In the comedy, directed by actor-turned-director Jacob Tierney, he plays the budding Bolshevik Leon Bronstein, a 17-year-old who believes he is the reincarnation of Russian revolutionary Leon Trotsky.
“When I talked to Jacob about this I told him I was scared to play a character 10 years younger than me,” he says. “I was trying to leave that behind, but then I came to the Ferris conclusion. Ferris Bueller’s Day Off is my favourite movie of all time and I realized that Leon kind of is Ferris in regards to the way he affects change in other people’s lives and goes to war against his principal.”
Baruchel may have used Ferris Bueller as a muse, but to fully round out the character he cobbled together a “bunch of subtle tiles in the mosaic that make up this weird guy.”
First he looked back at himself. “In high school you just care about everything so much,” he said. “I was incredibly impassioned and prone to crying and punching stuff and throwing fits and getting really angry, so I had to channel that.”

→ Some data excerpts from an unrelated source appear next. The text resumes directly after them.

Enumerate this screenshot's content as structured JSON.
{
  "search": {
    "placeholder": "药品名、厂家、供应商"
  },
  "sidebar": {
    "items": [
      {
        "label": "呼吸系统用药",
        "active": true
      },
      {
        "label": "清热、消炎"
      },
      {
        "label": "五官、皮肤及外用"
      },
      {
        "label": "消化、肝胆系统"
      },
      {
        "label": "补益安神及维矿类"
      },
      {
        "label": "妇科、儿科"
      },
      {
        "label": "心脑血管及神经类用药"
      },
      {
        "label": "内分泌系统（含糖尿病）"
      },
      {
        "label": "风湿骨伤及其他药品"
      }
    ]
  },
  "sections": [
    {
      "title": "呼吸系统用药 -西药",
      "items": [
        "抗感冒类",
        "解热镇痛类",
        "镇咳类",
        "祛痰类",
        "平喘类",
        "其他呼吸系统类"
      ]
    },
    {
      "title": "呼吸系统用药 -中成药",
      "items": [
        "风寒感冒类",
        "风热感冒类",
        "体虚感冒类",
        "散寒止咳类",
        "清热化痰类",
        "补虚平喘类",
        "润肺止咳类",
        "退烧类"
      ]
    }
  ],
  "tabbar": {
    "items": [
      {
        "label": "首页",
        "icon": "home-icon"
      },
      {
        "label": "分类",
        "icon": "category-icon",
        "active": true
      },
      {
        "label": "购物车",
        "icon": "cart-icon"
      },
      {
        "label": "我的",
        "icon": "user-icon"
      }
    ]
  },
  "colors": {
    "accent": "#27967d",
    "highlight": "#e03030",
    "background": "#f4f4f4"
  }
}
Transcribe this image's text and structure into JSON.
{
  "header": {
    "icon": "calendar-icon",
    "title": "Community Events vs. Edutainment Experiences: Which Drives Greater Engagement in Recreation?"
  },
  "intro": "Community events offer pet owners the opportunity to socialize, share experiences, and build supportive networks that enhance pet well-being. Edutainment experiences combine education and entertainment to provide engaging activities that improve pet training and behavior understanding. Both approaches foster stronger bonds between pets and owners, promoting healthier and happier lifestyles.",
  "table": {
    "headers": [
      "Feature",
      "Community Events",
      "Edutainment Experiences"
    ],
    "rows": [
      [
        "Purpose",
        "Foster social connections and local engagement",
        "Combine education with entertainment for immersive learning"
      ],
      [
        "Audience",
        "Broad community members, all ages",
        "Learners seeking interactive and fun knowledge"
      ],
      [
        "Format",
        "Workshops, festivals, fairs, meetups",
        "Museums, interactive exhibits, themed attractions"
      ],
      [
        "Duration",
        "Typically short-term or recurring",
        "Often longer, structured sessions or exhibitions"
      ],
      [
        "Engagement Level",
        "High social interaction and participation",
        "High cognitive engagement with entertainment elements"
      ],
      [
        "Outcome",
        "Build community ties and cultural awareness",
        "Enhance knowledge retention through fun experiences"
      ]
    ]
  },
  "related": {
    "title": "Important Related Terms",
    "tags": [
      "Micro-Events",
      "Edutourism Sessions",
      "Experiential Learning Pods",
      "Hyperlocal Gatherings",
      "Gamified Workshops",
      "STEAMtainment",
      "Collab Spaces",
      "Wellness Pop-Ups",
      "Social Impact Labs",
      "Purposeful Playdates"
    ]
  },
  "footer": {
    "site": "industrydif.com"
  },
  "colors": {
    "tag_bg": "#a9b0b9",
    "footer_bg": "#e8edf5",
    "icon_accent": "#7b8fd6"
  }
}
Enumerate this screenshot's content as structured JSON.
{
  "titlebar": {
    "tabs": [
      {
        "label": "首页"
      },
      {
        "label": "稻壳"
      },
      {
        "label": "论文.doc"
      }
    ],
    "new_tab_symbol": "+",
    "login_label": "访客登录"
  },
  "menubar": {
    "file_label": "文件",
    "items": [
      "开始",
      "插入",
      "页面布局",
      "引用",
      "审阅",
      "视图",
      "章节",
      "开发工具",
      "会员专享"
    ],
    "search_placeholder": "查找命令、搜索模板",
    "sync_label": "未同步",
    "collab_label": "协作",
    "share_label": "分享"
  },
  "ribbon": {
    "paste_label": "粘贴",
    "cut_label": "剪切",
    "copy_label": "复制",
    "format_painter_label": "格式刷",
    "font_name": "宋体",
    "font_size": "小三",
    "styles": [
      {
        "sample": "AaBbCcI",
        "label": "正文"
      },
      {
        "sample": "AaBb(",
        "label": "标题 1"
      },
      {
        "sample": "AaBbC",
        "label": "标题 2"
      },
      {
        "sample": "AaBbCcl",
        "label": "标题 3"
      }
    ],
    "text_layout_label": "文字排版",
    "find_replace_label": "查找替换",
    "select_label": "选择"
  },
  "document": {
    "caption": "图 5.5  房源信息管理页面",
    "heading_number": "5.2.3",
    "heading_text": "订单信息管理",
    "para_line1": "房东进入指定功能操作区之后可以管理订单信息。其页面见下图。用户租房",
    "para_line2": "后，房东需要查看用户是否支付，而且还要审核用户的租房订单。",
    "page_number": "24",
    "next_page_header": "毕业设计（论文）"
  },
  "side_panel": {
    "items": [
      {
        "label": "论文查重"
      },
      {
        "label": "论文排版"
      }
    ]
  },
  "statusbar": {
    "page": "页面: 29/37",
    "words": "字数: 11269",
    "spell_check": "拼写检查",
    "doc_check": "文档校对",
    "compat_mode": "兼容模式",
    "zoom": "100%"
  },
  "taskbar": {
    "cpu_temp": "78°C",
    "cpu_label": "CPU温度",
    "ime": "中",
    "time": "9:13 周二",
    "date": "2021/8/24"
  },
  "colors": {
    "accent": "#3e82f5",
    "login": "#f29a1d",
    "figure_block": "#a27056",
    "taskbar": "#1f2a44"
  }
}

Then he added in some physical comedy. “I had this overriding idea that because he’s such an odd bird, there was room for some physical comedy and that’s why I walk out of every scene like a cartoon character.”
More than anything, however, he says he’s thrilled to portray a side of Montreal that rarely gets seen on screen.
“If you watch English movies from the rest of Canada, you’d never know that there are Anglos in Montreal,” he says. “If you watch French movies from Quebec, you’d never know there are Anglos in Montreal. So either way we’re forgotten, but we’re back! Anglo Montrealers are back everyone! We’re coming at ya!”